At age 29, the last thing on my mind was cancer. I was busy planning my wedding and working as a speech pathologist. I had a faint family history, but nothing that caused me concern.
When I discovered the lump in my breast, I had it checked immediately. "It's nothing to worry about," my doctor from another hospital said. However, a few months later, it had grown bigger and so had my worries. I was rechecked by another physician and, only three days before my 30th birthday, I was diagnosed with breast cancer.
Suddenly, my world was turned upside down. I was supposed to get married in three months! Luckily, the physicians and staff at the Sandra & Malcolm Berman Cancer Institute at GBMC started me on treatment right away.
I had a lumpectomy, eight weeks of chemotherapy and 36 daily radiation treatments. Dr. Paul Celano and his staff knew about my upcoming wedding and assured me that I would still be a blushing bride.
Two months before the wedding, I began losing my hair, so my fiancé shaved my head. In November 2007, we had our dream wedding in Disney World and, although I wore a wig, I still felt like a princess.
In March 2008, I completed my treatment. Instead of being excited, I felt scared. What if the cancer came back? Dr. Celano reassured me that I would be back for follow-up appointments, and that he was only a phone call away.
I did end up back at GBMC in February 2010, but this time for a much happier occasion - the birth of my daughter, Ellie.
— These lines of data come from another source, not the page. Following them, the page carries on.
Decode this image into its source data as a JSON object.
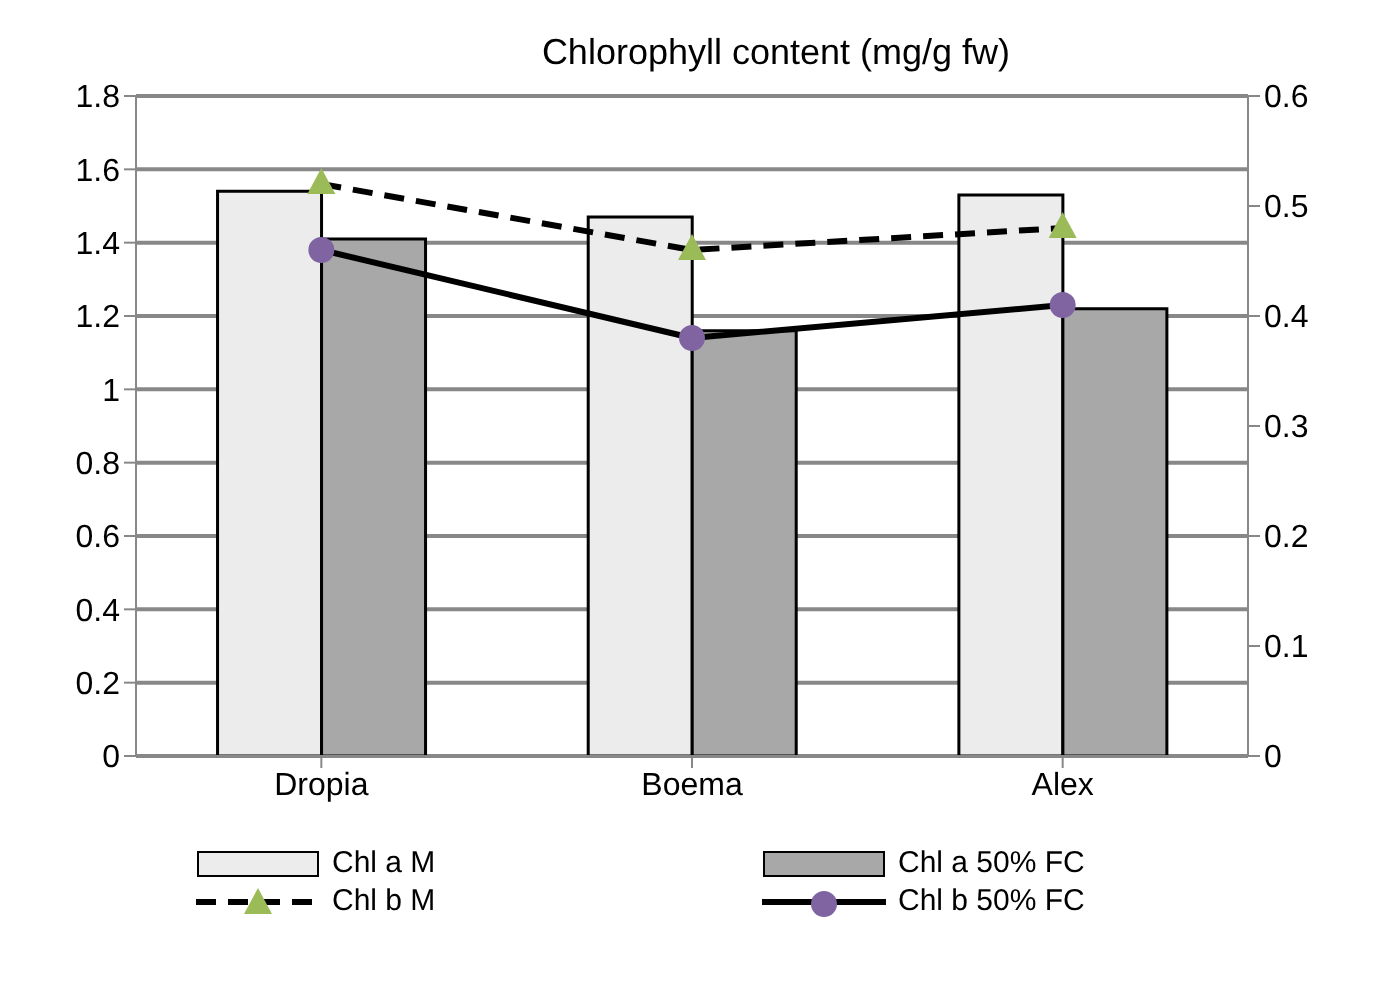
{
  "chart_data": {
    "type": "bar",
    "title": "Chlorophyll content (mg/g fw)",
    "categories": [
      "Dropia",
      "Boema",
      "Alex"
    ],
    "series": [
      {
        "name": "Chl a M",
        "color": "#ececec",
        "values": [
          1.54,
          1.47,
          1.53
        ]
      },
      {
        "name": "Chl a 50% FC",
        "color": "#a8a8a8",
        "values": [
          1.41,
          1.16,
          1.22
        ]
      },
      {
        "name": "Chl b M",
        "type": "line",
        "axis": "y2",
        "color": "#9bbb59",
        "marker": "triangle",
        "line_style": "dashed",
        "values": [
          0.52,
          0.46,
          0.48
        ]
      },
      {
        "name": "Chl b 50% FC",
        "type": "line",
        "axis": "y2",
        "color": "#8064a2",
        "marker": "circle",
        "line_style": "solid",
        "values": [
          0.46,
          0.38,
          0.41
        ]
      }
    ],
    "ylim": [
      0,
      1.8
    ],
    "yticks": [
      0,
      0.2,
      0.4,
      0.6,
      0.8,
      1,
      1.2,
      1.4,
      1.6,
      1.8
    ],
    "y2lim": [
      0,
      0.6
    ],
    "y2ticks": [
      0,
      0.1,
      0.2,
      0.3,
      0.4,
      0.5,
      0.6
    ],
    "grid": "y",
    "legend": "bottom"
  }
}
Having a child was something I always dreamed of, but I was unsure if it would ever happen after my diagnosis.
Now that I have a daughter, I got tested for the breast cancer gene at the Harvey Institute for Human Genetics at GBMC. I thought it was important to find out, not only for me, but for her. I tested positive for the gene and had a double mastectomy with reconstruction at GBMC in 2011. I am thankful to have made this decision and appreciate the support offered by the entire GBMC team.
GBMC saved my life and helped me bring a new life into the world. You can't ask for much more than that.